An American friend told me 'Providence has done a Glasgow'. I see what my Providence-loving pal means. Providence's impressive renaissance has been grassroots-led with creative groups blossoming. Massive infrastructure projects have put real emphasis on riverside rejuvenation. The symbol of new Providence is 195 District Park, a green oasis staging arts events, named after the highway offramp it replaced.
We take a very Providence tour. I've taken Tara to Venice, but she's never been on a gondola. 'I didn't think my first gondola ride would be in America,' she laughs with 'Giovanni' and 'Figaro'. The surreal experience of easing around with skyscrapers soaring above is heightened when they belt out commendable barcaroles.
Providence's playfulness is helped by the students of Brown University and the Rhode Island School of Design (RISD), one of the world's great design centres; among its alumni Dumbarton-born Talking Heads frontman David Bryne. I find darker Scottish connections too. Scottish captain William Duddingston enforced taxes on shipping in 1772 with such zeal that the locals rebelled and burned his Royal Navy ship, the Gaspee.
There is constant interest walking the Providence River.

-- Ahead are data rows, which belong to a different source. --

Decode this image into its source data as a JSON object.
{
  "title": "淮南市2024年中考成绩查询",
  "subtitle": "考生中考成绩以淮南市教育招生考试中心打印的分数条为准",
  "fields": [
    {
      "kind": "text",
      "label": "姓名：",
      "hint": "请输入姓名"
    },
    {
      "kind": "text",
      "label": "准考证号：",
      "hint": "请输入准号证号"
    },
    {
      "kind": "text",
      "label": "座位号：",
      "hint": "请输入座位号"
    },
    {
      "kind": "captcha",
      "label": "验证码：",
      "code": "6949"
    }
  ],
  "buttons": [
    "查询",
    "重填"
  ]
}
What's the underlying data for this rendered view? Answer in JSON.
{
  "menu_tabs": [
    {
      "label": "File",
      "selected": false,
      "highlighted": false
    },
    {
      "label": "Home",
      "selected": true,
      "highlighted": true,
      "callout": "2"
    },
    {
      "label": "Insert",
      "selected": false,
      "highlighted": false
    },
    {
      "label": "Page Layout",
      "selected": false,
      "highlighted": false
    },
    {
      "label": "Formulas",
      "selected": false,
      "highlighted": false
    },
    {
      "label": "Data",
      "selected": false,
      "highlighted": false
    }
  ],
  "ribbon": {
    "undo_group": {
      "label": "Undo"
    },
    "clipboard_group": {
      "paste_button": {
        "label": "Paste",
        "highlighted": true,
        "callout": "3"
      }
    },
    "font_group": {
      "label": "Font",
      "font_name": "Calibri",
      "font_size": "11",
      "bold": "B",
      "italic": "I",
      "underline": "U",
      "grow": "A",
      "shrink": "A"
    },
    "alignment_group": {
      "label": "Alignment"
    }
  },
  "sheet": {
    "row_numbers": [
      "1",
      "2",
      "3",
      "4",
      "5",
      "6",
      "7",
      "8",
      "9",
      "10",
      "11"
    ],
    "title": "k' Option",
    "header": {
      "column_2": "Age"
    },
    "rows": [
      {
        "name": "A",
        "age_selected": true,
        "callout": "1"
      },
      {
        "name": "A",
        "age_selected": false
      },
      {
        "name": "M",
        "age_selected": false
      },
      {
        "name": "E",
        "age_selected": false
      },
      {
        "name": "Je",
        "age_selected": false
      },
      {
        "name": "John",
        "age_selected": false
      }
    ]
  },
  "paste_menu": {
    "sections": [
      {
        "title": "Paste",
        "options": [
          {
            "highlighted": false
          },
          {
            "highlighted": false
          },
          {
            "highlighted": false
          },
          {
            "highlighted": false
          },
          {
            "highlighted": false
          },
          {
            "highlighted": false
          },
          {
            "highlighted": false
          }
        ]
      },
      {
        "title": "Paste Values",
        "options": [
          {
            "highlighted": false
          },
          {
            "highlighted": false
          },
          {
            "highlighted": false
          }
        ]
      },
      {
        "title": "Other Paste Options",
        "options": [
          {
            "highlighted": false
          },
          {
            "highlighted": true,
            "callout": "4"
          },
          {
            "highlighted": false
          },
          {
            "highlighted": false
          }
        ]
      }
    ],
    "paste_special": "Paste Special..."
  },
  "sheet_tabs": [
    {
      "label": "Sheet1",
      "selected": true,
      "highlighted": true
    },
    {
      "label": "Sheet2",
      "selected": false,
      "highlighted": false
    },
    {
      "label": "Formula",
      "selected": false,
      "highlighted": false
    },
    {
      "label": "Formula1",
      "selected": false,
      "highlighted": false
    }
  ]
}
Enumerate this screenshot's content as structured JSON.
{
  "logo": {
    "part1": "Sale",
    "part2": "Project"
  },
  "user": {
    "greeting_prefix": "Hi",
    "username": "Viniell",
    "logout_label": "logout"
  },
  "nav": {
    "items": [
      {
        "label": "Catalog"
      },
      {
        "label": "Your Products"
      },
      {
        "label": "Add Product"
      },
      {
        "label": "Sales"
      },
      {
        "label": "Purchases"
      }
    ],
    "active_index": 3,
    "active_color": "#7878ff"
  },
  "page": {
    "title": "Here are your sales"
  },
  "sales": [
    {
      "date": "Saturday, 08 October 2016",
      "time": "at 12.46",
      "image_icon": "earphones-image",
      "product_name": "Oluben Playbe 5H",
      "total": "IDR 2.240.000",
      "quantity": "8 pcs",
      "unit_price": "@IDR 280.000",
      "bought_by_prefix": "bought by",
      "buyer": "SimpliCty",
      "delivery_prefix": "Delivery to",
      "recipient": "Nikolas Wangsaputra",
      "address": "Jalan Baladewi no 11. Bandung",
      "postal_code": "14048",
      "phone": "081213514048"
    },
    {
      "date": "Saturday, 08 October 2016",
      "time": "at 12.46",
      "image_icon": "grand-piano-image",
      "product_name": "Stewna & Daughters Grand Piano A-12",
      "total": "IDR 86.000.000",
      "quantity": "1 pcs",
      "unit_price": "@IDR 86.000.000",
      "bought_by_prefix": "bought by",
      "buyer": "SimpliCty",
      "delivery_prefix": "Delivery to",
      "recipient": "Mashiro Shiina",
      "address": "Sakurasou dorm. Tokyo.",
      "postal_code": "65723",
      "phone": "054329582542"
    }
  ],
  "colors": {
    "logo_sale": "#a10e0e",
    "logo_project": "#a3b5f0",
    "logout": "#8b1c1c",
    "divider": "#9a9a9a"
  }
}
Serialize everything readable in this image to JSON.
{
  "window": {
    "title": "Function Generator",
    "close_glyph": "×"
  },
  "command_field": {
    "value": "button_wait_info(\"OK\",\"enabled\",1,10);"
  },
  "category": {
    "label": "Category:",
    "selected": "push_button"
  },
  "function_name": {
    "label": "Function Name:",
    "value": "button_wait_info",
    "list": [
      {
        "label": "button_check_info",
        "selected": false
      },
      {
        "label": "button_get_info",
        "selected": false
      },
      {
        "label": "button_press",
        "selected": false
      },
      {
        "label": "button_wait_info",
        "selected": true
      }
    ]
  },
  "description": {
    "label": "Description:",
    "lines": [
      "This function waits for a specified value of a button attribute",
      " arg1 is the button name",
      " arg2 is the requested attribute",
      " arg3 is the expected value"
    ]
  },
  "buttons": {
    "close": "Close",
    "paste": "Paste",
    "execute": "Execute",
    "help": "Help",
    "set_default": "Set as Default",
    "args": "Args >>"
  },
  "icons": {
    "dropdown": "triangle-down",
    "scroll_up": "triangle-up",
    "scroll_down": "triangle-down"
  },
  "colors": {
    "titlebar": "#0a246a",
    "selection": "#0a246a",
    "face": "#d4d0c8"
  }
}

There are memorials to the Irish Famine, Easter Rising and the Rhode Island marines who died in the 1983 Beirut Bombing. A wee green oasis sees native trees growing riverside and fountains. Above it all is the hulking portrait of Lynsea Montanari, 24, in turn holding a portrait of a tribal elder, a reminder we're on native land.
We are also in a thoroughly American city. The skyline looks like a computer game or cartoon version of a US city with hulking skyscrapers crowding around the iconic 'Superman Building'. This art deco gem looks like the offices of the Daily Planet, though sadly it is currently unoccupied – Providence's urban regeneration is promising but not there yet.
Providence, though, is full of surprises. 'Popping into' the RISD Museum became a triumphant couple of hours. As well as American art, three rooms burst with world-class works. The first has Degas, Manet and Cezanne, the second Van Gogh, Pissarro and Gauguin, and the third shares two of my favourite artists with Tara – Picasso and Matisse.
We found no foodie joy in P'Town, but then we didn't have Michelle. She is a larger-than-life Italian-American guide with Downcity Providence Food Tour, who graduated from Brown University. She sweeps us off to savour the brilliant Rhode Island Clam Chowder, then to the world's first plant-based food hall and on to West Africa, France and Mexico.
Our time in Providence reaches a spectacular crescendo with the WaterFire burning torch show, savoured from a fantastic restaurant, Café Nuovo, where we dine on boat-fresh local seafood. It's the perfect end for a trip to two New England 'P's' that has shown a reassuringly open and welcoming side to modern America.